[uf-discuss] hReview for Stocks
John Panzer
jpanzer at aol.net
Wed Feb 1 19:12:58 PST 2006
Tantek Çelik wrote:
>On 2/1/06 2:27 PM, "John Panzer" <jpanzer at aol.net> wrote:
>
>>Would this be acceptable as a structured "fn"?
>>
>><a class="item fn" href="..."><abbr title="NYSE:TWX">Time Warner,
>>Inc.</abbr></a>
>
>
>Well, you could use that markup, but there are several questionable things
>going on here.
>...
>
>2. Both "NYSE" and "TWX" are abbreviations and thus proper use of <abbr>
>requires that they be *inside* the abbr rather than an attribute. e.g.
>
><abbr title="New York Stock Exchange, Time Warner Inc. common
>stock">NYSE:TWX</abbr>
>
Hm. I disagree with this, or at least I need a clarification.

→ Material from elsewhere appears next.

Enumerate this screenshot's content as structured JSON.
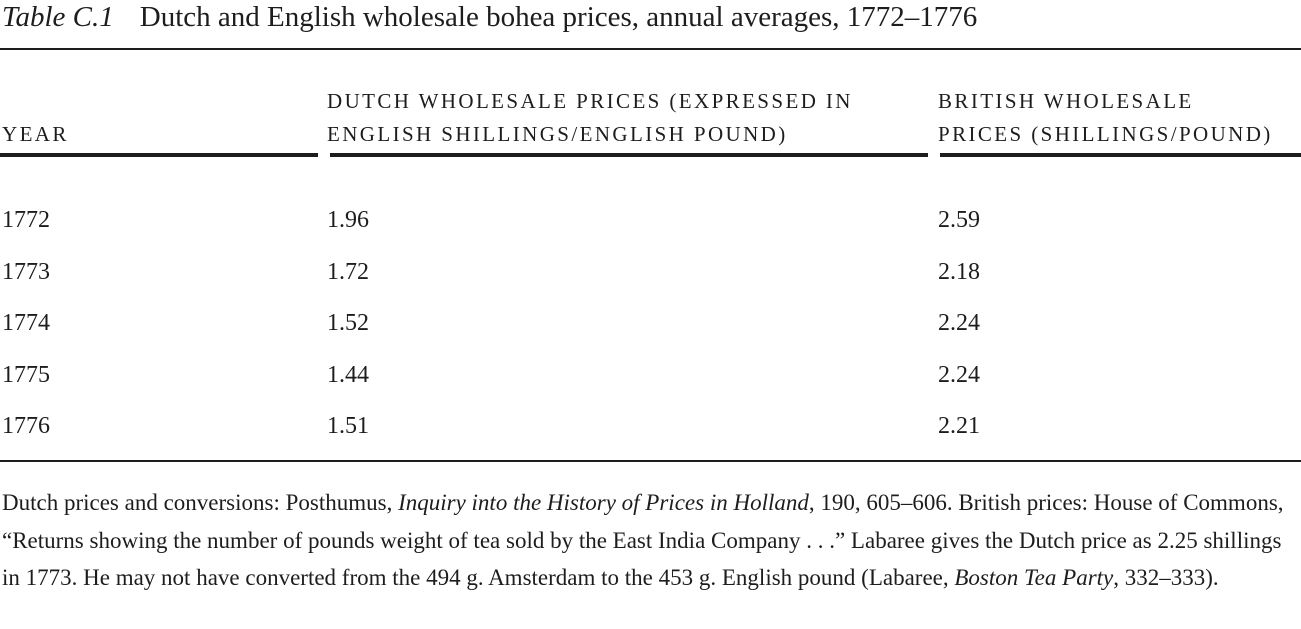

I don't
see a fundamental difference between using <abbr title="NYSE:TWX">Time
Warner</abbr> and using <abbr title="20050125">January 25th</abbr>? [1]
Specificially, in this particular context, "Time Warner" is the simple,
human readable, friendly, but possibly ambiguous abbreviation of the
stock ticker symbol NYSE:TWX. Just as "January 25th" is the simple,
human readable, but ambiguous abbreviation of "20050125".
The key distinction here is that I'm not using NYSE or TWX as
abbreviations for anything in this particular context; together they're
forming a unique identifier whose constituents happen to map pretty well
to certain English words. But they don't always; there was a time period
when "AOL" was the NYSE ticker symbol for the company officially named
"Time Warner".
From http://microformats.org/wiki/cite for example:
> Finally, if the format of the data according to the original schema
is too long and/or not human-friendly, use <abbr> instead of a generic
structural element, and place the literal data into the 'title'
attribute (where abbr expansions go), and the more brief and human
readable equivalent into the element itself.